Reste maintenant à finaliser les calibrations et modalités détaillées de la réglementation. Ce sera fait d’ici la fin de l’année.  

L’utilisation des modèles ou la loi du marteau

Vous en avez peut être fait vous même l’expérience avec vos enfants, neveux,cousines, etc. Si vous offrez un marteau à un enfant, très vite tous les objets qui l’entourent ont besoin d’un petit coup. C’est une des lois de l’univers qui s’applique parfaitement à la finance actuelle. Une fois que vous avez découvert la beauté, la puissance d’un outil, et si en plus vous en avez compris le fonctionnement, vous risquez de suivre la “loi du marteau”.

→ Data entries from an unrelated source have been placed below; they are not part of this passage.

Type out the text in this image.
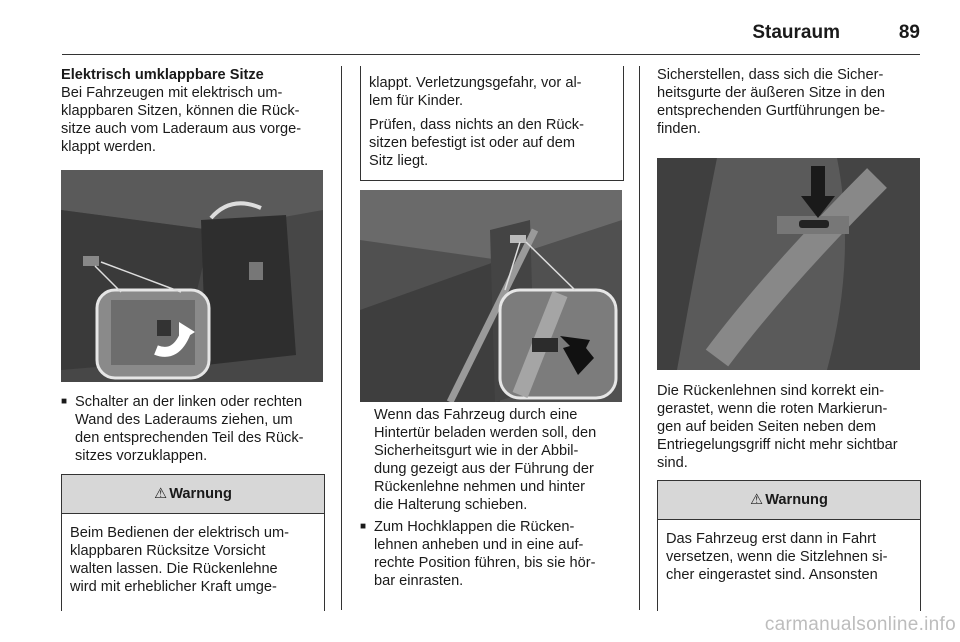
Stauraum	89

Elektrisch umklappbare Sitze

Bei Fahrzeugen mit elektrisch um-
klappbaren Sitzen, können die Rück-
sitze auch vom Laderaum aus vorge-
klappt werden.

■ Schalter an der linken oder rechten
Wand des Laderaums ziehen, um
den entsprechenden Teil des Rück-
sitzes vorzuklappen.

⚠ Warnung
Beim Bedienen der elektrisch um-
klappbaren Rücksitze Vorsicht
walten lassen. Die Rückenlehne
wird mit erheblicher Kraft umge-
klappt. Verletzungsgefahr, vor al-
lem für Kinder.
Prüfen, dass nichts an den Rück-
sitzen befestigt ist oder auf dem
Sitz liegt.

Wenn das Fahrzeug durch eine
Hintertür beladen werden soll, den
Sicherheitsgurt wie in der Abbil-
dung gezeigt aus der Führung der
Rückenlehne nehmen und hinter
die Halterung schieben.

■ Zum Hochklappen die Rücken-
lehnen anheben und in eine auf-
rechte Position führen, bis sie hör-
bar einrasten.

Sicherstellen, dass sich die Sicher-
heitsgurte der äußeren Sitze in den
entsprechenden Gurtführungen be-
finden.

Die Rückenlehnen sind korrekt ein-
gerastet, wenn die roten Markierun-
gen auf beiden Seiten neben dem
Entriegelungsgriff nicht mehr sichtbar
sind.

⚠ Warnung
Das Fahrzeug erst dann in Fahrt
versetzen, wenn die Sitzlehnen si-
cher eingerastet sind. Ansonsten
carmanualsonline.info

C’est exactement ce qu’il s’est passé avec les modèles financiers dans la gestion des risques depuis une dizaine d’années. Vous avez un risque ? appliquez un modèle, de VAR de préférence.

Mais la VAR repose sur des hypothèses, et pour pouvoir être appliqué et pertinent, un modèle doit préalablement satisfaire ces hypothèses sous-jacentes. Prenons l’exemple des CDO et la crise des sub-primes.  Les modèles de VAR donnaient des chiffres de pertes maximales à 10 jours, 3 mois ou 1 an tout à fait acceptables. Les pertes se sont parfois révélées jusqu’à 20 fois supérieures et la perte validée par la Direction et le Conseil d’Administration de 300 M€ a pu s’élever au final à 6 G€ (6 milliards d’euros). La raison ? tout simplement le fait que le modèle de VAR donnait une perte à un horizon de temps correspondant au temps nécessaire à la liquidation du portefeuille. Or en l’occurrence, les actifs n’étant plus liquides ni négociables dans les faits, l’horizon de temps de la VAR n’avait plus de sens. Les pertes se sont creusées puisque les portefeuilles ont été conservés au delà de l”horizon de temps fixé a priori au modèle. Le modèle n’est pas réellement en cause, juste son utilisation.

Alors comment éviter de tomber dans la loi du marteau ? en disposant d’une palette d’outil très vaste, en se posant la question de l’outil le plus adapté à la question et en n’oubliant jamais qu’un outil à des limites et des conditions d’utilisation.